I Don't Think the 8th Amendment Means What You Think It Means

Posts on Supreme Court cases will likely be few and far between here as 1) I'm not a lawyer; and 2) I can only bullshit so much. But the ruling this morning had me pretty frazzled.

In the case of Kennedy vs. Louisiana, the Supreme Court ruled that the rape of a child should never require the death penalty. Justice Kennedy's majority opinion limits the death penalty to crimes involving acts that intend to cause death and in fact do so. He uses the 8th amendment as a means to support his argument, stating that in this case, the death penalty is cruel and unusual punishment.

But constitutionally speaking, did Kennedy and the majority get it right?

Simple answer.
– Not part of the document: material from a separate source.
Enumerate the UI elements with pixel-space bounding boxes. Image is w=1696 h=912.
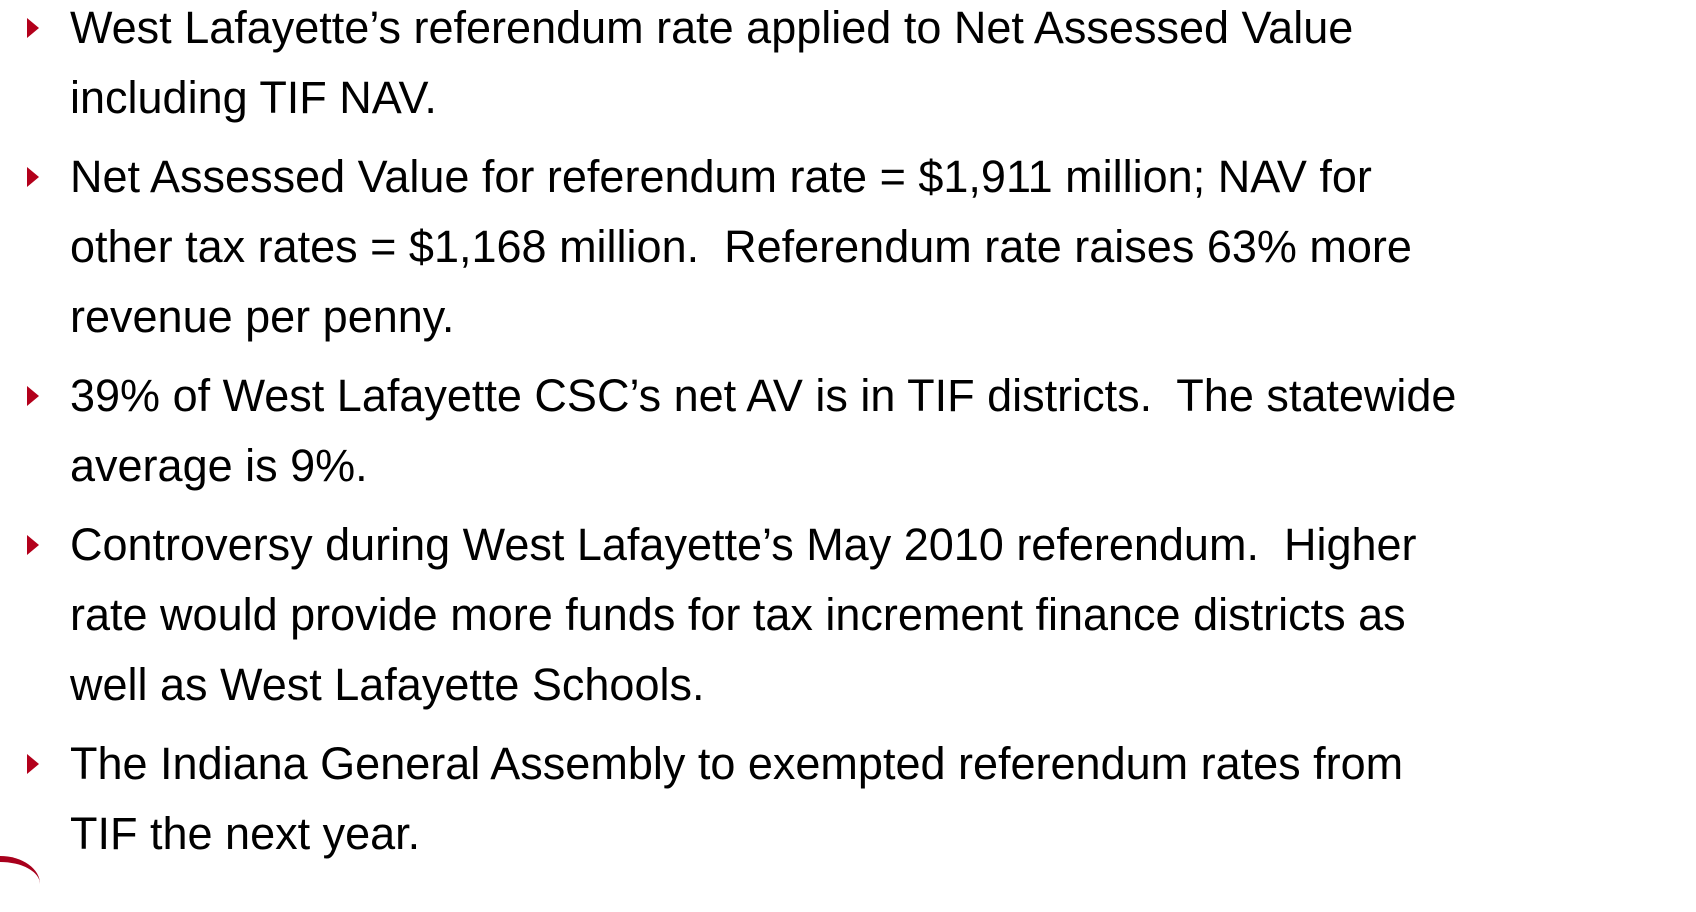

No.

The fact of the matter is that the 8th amendment speaks only to the punishment, not the crime. As in, is the punishment itself cruel and unusual? Now if the question was to whether Louisiana had started using stoning, quartering or death by laxative overdose as a means of punishment, Kennedy may have a point. But it wasn't.

Unfortunately, we're once again stuck with a Supreme Court who feels the need to encourage messing with the intent of the Founders. Justice Kennedy, let the United States be what it was intended to be, a nation based on federalism. Let the states decide how to respond to the crimes committed within their borders.

And please, stop working outside your job description.